Cholestyramine, by binding Meloxicam in the gastrointestinal tract, leads to its faster excretion.

Pemetrexed – when meloxicam and pemetrexed are used concomitantly in patients with CrCl from 45 to 79 ml/min, meloxicam should be discontinued 5 days before starting pemetrexed and can be resumed 2 days after the end of pemetrexed intake. If there is a need for concomitant use of meloxicam and pemetrexed, patients should be carefully monitored, especially with regard to myelosuppression and the occurrence of gastrointestinal side effects. In patients with CrCl <45 ml/min, the use of meloxicam together with pemetrexed is not recommended.

NSAIDs, by affecting renal prostaglandins, may enhance the nephrotoxicity of cyclosporine.

When used concomitantly with meloxicam with drugs that have a known ability to inhibit CYP2C9 and/or CYP3A4 (or are metabolized with the participation of these enzymes), such as sulfonylurea derivatives or probenecid, the possibility of pharmacokinetic interaction should be taken into account.

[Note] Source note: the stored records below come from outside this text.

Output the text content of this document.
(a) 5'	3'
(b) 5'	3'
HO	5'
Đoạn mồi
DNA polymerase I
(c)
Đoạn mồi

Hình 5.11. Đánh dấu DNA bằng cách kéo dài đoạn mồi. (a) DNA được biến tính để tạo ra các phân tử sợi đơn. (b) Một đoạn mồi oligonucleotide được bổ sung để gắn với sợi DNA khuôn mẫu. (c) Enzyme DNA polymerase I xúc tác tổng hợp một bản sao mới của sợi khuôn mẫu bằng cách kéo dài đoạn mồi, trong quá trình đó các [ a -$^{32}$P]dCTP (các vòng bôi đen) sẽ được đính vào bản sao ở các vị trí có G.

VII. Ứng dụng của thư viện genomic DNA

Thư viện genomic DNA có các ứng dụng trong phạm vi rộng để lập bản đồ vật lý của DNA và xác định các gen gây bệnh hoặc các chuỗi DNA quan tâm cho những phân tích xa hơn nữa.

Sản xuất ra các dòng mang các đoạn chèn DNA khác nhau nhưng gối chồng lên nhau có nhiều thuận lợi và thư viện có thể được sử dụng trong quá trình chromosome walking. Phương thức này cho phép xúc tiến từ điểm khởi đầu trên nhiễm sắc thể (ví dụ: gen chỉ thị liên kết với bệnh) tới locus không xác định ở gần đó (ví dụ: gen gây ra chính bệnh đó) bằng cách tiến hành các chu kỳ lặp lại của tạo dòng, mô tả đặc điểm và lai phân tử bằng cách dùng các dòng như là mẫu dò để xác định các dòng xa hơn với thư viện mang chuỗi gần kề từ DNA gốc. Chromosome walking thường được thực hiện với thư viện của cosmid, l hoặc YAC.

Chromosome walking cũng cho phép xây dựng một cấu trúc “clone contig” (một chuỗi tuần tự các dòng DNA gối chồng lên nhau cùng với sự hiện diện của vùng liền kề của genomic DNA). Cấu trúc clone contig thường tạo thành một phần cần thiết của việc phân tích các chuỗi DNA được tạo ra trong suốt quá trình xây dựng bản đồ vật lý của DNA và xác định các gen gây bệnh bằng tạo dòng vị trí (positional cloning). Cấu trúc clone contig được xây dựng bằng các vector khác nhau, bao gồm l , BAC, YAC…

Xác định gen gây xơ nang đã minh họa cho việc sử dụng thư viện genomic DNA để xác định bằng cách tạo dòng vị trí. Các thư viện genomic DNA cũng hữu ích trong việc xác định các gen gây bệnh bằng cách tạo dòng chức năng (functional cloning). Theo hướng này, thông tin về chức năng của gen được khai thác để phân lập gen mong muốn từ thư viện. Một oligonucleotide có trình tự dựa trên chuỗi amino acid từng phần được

When used concomitantly with oral hypoglycemic agents (e.g., sulfonylurea derivatives, nateglinide), an interaction mediated by CYP2C9 is possible, which may lead to an increase in the concentration of both hypoglycemic agents and meloxicam in the blood. Patients simultaneously taking Meloxicam with sulfonylurea drugs or nateglinide should carefully monitor blood glucose levels due to the possibility of hypoglycemia.

Storage Conditions

Store at 2°C (36°F) to 25°C (77°F). Keep in original packaging, protected from light. Keep out of reach of children.

Dispensing Status

Rx Only

Important Safety Information

This information is for educational purposes only and does not replace professional medical advice. Always consult your doctor before use. Dosage and side effects may vary. Use only as prescribed.